Die Frau, die niemand kannte: Thriller (German Edition)
und eine winzige, alte Frau in einem makellos sauberen Bouclé-Anzug und mit einem Gehstock in der Hand tritt heraus. Sie starrt Kate auf diese typisch unverblümte Art ins Gesicht, die alle alten Französinnen gemeinsam zu haben scheinen.
»Bonjour!«, kreischt sie unvermittelt, worauf Kate vor Schreck beinahe umkippt.

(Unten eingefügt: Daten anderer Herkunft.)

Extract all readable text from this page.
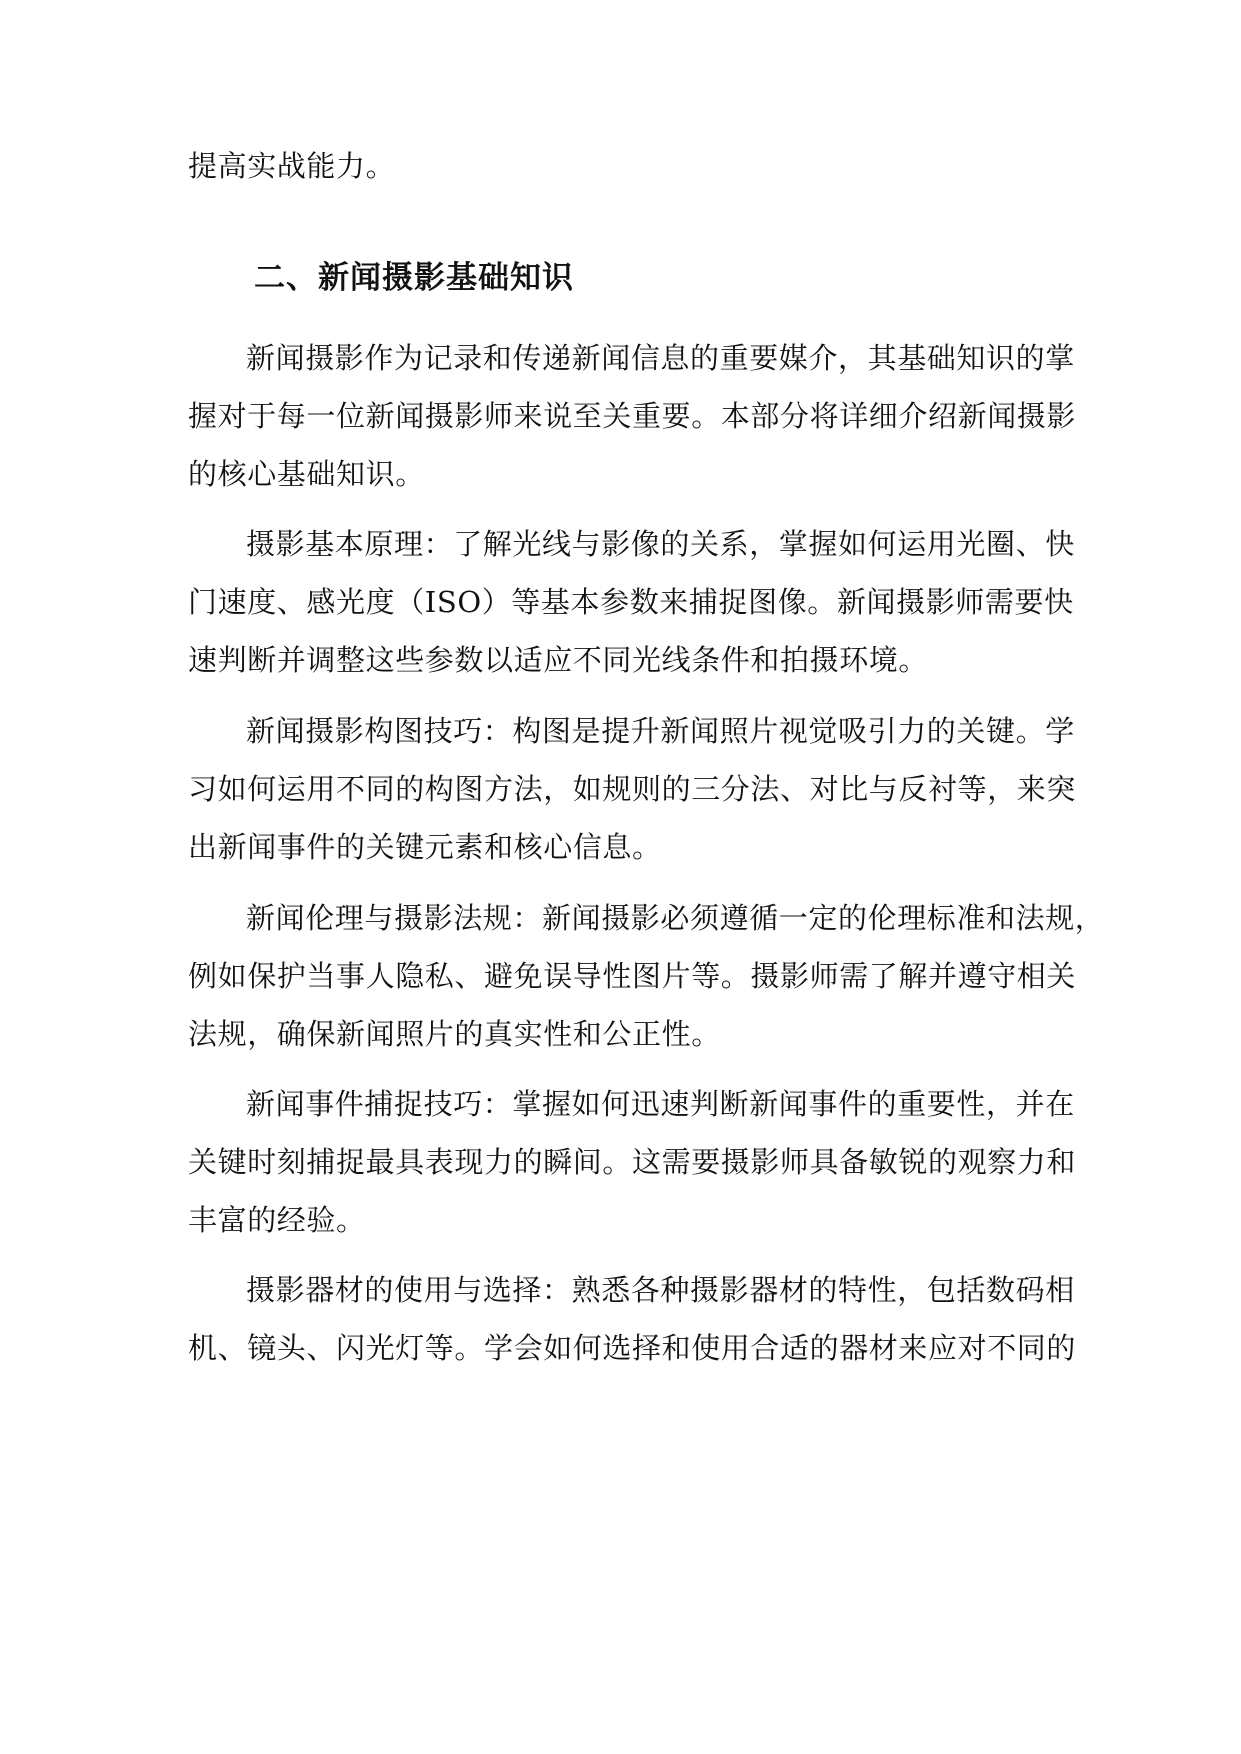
提高实战能力。

二、新闻摄影基础知识

新闻摄影作为记录和传递新闻信息的重要媒介，其基础知识的掌

握对于每一位新闻摄影师来说至关重要。本部分将详细介绍新闻摄影

的核心基础知识。

摄影基本原理：了解光线与影像的关系，掌握如何运用光圈、快

门速度、感光度（ISO）等基本参数来捕捉图像。新闻摄影师需要快

速判断并调整这些参数以适应不同光线条件和拍摄环境。

新闻摄影构图技巧：构图是提升新闻照片视觉吸引力的关键。学

习如何运用不同的构图方法，如规则的三分法、对比与反衬等，来突

出新闻事件的关键元素和核心信息。

新闻伦理与摄影法规：新闻摄影必须遵循一定的伦理标准和法规，

例如保护当事人隐私、避免误导性图片等。摄影师需了解并遵守相关

法规，确保新闻照片的真实性和公正性。

新闻事件捕捉技巧：掌握如何迅速判断新闻事件的重要性，并在

关键时刻捕捉最具表现力的瞬间。这需要摄影师具备敏锐的观察力和

丰富的经验。

摄影器材的使用与选择：熟悉各种摄影器材的特性，包括数码相

机、镜头、闪光灯等。学会如何选择和使用合适的器材来应对不同的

»Bonjour«, sagt Kate und blickt an der Frau vorbei in den begrünten Innenhof am anderen Ende des zugigen Durchgangs, dessen Wände ein Gewirr aus Briefkästen, elektrischen Leitungen, losen Drähten, Mülltonnen und abgeschlossenen Fahrrädern ziert. Der Eingang des Hauses, in dem sie wohnt, sieht ganz ähnlich aus – es gibt Tausende dieser Durchgänge hier in Paris, jeder einzelne der perfekte Ort, um jemanden zu töten.
Gedankenverloren geht Kate weiter. Vor den großen Fenstern einer Kunstgalerie bleibt sie stehen. Zeitgenössische Fotografie. Sie betrachtet im Schaufenster die Gesichter der Menschen, die vorübergehen, überwiegend Frauen, die ebenso gekleidet sind wie sie, mit den dazu passenden Männern im Schlepptau.
Ein Mann mit schlecht sitzendem Anzug und hässlichen Schnürschuhen mit Gummisohlen schlendert an ihr vorbei. Sie sieht ihm nach, als er um die nächste Ecke verschwindet.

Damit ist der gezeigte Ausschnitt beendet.